In four years, inflation figures have galloped from 15.14% in April 2018 to 24.8% in May 2022. Under the New Direction, there’s hardly a price of social or food commodities, which has not doubled in those years. Basic food prices in particular are tripling. Consumer goods have risen to record levels with no prospect of reversal. Prices are as unstable as the wind. These point to hardship for the people, most of whom are unemployed and eke out a living in the informal sector. Rice, the staple food which cost about Le 250,000 in 2018 is now more than double the price, almost the same figure as the current minimum wage. This means a low-income earner cannot even afford a bag of rice for their family for a month.

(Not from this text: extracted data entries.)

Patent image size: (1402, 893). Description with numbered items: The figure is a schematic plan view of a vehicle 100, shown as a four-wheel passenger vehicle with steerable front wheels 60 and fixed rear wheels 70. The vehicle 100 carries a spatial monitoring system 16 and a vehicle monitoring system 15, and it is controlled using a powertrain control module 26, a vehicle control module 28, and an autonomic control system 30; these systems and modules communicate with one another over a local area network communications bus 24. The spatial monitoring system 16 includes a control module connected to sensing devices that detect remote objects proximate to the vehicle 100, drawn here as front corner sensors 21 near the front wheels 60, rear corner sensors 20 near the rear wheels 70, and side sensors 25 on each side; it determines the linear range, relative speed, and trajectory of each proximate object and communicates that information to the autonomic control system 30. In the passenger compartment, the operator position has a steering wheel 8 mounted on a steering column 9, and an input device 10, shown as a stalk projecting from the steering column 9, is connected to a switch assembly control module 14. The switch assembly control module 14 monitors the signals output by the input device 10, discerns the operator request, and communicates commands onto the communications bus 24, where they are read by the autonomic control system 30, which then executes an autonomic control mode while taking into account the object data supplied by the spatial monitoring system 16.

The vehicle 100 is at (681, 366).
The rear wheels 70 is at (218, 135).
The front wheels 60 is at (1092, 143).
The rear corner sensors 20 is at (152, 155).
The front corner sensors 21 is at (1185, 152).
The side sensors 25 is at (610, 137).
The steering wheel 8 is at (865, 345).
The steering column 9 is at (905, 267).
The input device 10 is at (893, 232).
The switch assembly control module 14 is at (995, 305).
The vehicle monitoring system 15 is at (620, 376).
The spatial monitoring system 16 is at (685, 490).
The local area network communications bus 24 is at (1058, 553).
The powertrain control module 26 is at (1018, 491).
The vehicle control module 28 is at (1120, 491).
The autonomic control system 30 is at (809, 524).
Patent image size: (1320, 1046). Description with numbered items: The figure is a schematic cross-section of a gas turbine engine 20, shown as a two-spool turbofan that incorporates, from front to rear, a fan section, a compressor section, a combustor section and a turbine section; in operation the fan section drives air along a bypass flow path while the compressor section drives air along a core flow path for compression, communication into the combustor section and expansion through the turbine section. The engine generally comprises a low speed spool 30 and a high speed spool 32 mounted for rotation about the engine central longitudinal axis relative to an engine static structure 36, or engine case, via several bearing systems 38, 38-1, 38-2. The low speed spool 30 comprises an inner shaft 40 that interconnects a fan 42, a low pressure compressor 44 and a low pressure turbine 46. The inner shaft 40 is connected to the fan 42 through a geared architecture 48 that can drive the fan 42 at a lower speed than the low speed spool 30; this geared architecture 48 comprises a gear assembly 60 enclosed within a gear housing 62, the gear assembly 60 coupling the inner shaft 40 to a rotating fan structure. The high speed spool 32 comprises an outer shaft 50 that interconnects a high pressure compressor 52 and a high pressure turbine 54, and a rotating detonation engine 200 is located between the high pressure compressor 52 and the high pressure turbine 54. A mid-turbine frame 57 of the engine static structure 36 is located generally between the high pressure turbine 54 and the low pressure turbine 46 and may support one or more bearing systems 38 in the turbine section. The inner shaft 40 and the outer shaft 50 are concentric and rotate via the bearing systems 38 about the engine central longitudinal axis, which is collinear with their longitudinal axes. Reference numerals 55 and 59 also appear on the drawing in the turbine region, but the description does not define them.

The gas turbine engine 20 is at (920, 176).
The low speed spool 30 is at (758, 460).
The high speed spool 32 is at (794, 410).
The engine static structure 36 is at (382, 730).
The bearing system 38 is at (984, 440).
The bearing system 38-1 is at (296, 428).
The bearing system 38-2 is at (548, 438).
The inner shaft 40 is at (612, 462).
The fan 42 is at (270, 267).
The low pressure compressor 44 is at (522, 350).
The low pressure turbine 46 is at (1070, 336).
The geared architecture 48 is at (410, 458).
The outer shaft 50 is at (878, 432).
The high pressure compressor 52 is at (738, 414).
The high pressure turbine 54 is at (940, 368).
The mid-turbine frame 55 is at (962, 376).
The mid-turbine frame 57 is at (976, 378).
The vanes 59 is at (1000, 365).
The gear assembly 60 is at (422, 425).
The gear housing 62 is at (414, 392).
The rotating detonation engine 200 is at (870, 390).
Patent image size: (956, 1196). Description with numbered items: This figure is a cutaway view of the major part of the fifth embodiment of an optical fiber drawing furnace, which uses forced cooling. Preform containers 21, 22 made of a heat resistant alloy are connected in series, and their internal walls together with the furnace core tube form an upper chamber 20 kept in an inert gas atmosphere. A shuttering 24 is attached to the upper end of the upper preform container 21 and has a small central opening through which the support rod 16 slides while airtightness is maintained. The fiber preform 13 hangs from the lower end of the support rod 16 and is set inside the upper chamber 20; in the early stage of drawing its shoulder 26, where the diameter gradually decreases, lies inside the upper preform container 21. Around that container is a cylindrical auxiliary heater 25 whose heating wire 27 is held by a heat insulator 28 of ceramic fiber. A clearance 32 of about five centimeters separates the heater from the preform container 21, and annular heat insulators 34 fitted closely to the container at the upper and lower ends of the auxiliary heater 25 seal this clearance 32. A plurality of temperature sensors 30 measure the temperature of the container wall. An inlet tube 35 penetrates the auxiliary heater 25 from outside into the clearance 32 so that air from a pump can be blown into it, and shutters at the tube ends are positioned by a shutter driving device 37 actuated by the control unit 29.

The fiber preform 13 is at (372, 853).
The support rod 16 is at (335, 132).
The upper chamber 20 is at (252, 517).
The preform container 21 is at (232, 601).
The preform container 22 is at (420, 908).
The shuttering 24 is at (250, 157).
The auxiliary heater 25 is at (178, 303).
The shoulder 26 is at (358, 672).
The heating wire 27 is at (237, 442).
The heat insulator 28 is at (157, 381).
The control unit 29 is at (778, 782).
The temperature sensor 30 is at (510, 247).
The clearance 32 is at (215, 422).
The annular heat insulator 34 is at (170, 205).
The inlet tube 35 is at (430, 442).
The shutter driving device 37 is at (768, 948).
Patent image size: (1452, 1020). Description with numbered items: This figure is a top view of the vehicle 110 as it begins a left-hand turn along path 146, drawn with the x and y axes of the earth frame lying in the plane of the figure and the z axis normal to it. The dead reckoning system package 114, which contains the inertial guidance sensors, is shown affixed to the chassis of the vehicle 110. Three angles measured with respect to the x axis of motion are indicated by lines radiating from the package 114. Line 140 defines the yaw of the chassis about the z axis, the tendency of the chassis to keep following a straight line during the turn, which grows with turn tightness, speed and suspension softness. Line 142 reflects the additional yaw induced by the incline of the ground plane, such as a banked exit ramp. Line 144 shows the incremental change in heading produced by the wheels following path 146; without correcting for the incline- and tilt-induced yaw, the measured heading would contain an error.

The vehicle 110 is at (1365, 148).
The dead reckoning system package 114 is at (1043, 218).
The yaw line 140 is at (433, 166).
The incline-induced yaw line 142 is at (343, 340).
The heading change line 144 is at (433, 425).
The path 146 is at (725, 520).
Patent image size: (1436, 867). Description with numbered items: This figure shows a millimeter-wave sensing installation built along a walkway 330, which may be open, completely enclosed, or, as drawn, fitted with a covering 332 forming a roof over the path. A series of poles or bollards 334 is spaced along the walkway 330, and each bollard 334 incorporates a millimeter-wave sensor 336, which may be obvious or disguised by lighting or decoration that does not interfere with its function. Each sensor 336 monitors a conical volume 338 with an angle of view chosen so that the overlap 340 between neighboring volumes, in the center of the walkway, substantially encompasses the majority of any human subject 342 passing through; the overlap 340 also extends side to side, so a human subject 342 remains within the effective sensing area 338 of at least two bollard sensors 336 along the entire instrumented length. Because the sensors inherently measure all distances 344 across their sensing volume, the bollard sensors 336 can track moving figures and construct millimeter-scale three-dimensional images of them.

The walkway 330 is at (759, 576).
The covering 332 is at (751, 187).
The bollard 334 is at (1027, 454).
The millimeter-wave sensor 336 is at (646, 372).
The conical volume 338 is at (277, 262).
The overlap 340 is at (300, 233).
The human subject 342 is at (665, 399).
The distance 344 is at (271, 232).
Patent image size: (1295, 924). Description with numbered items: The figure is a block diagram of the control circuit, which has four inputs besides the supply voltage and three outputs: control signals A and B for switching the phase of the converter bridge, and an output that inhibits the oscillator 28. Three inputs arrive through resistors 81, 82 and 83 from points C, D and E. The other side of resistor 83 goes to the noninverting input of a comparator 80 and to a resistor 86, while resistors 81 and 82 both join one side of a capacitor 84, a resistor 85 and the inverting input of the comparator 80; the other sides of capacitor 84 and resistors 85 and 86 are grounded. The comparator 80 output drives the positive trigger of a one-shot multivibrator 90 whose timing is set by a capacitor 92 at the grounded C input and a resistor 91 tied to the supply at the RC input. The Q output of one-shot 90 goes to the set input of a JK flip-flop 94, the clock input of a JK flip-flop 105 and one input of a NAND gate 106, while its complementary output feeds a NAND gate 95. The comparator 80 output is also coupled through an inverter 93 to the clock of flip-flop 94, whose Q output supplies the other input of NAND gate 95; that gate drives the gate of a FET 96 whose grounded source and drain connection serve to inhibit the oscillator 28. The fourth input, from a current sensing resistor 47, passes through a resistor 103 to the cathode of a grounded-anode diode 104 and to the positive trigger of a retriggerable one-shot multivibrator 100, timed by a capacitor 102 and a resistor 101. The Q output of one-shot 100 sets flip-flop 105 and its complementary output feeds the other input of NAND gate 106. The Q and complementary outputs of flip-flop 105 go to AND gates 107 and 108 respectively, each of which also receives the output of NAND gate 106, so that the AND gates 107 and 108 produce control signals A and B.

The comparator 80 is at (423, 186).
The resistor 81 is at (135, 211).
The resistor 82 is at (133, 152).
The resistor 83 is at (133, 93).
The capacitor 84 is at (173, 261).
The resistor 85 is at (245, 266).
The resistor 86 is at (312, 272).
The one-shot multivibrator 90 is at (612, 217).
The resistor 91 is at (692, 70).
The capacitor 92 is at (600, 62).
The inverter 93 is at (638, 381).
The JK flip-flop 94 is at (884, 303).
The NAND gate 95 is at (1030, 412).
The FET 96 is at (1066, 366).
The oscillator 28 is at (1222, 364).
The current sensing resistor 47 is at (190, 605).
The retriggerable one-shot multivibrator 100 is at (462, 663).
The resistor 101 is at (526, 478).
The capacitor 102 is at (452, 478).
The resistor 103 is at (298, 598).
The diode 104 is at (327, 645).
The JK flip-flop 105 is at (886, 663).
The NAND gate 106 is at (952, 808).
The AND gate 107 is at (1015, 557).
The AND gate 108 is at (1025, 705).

Fuel prices in four years, have risen from Le.7, 000 to Le.22,000,a more than three fold increase. Transportation fares have therefore taken a sharp upward trend as dictated by the rising costs of petroleum products. This has placed considerable burden on most people who rely on public transportation to commute to work or travel from one point to another. Electricity prices have shot up amid power epilepsy. Water rates have been increased too. Amidst all these, salaries have not been doubled or tripled to meet the soaring costs of living. It seems the masses who were enamored with the idea of a New Direction have been left at the mercy of the New Direction of hardship caused by the rising inflation.
New Currency note
The central bank has authorized the issuance of a new currency note (Leone). Three zeros from the existing currency notes would be dropped. The Bank Governor argues that this is a “psychological boost” for the economy. At a function organized by Veritas, a tax consulting firm, the Governor was quizzed about whether the factors which should be present to aid the impact of redenomination on the economy were present. He admitted that redenomination without economic production would not work the magic, and if such factors are not present, redenomination would not have the resultant effect on the economy. The million-dollar question is, what is the economic urgency to re-denominate when the other factors which should merge with redenomination are absent? It is better to continue to carry vast volumes of notes until these factors are present before re-denominating than a rash redenomination without the confluence of such factors to boost the economy. Psychology does not fix the economy; weak economies result from low productivity. Therefore, unless economic activities are ramped up, new notes would attract the exact zeros we have spent several million US dollars to knock off. One does not need to be an economist to know that new notes don’t fix an economy; economic productivity does, and unless the latter is present, introducing new notes with fewer zeros would soon become futility.
In my view, apart from the economic rhetoric of the New Direction, the economy has not experienced the promised new growth. The new currency, new inflation levels, and the all-around new prices have brought the people of Sierra Leone a new and higher dimension of hardship that they did not bargain for when they voted the APC government out of power on the promise of a new economic direction. The economic security which echoed in the minds of the people of Sierra Leone when they signed the social contract with the New Direction now appears to be an illusion. In four years, the dream of a new direction of the economy has become distant. It seems the New Direction is a never-ending NEW: New Currency, New Fuel Prices, New Electricity Tariffs, New Water Rates, New Transportation Fares, New Standard Operating Procedures, New Inflation, and New Hardship. The new note is intended to wrap the old and sick economy, to hide the current economic wrinkles from being noticed. It seems it is just a matter of time before the zeros would re-emerge, and by that time, we might need to carry our pocket monies on wheels.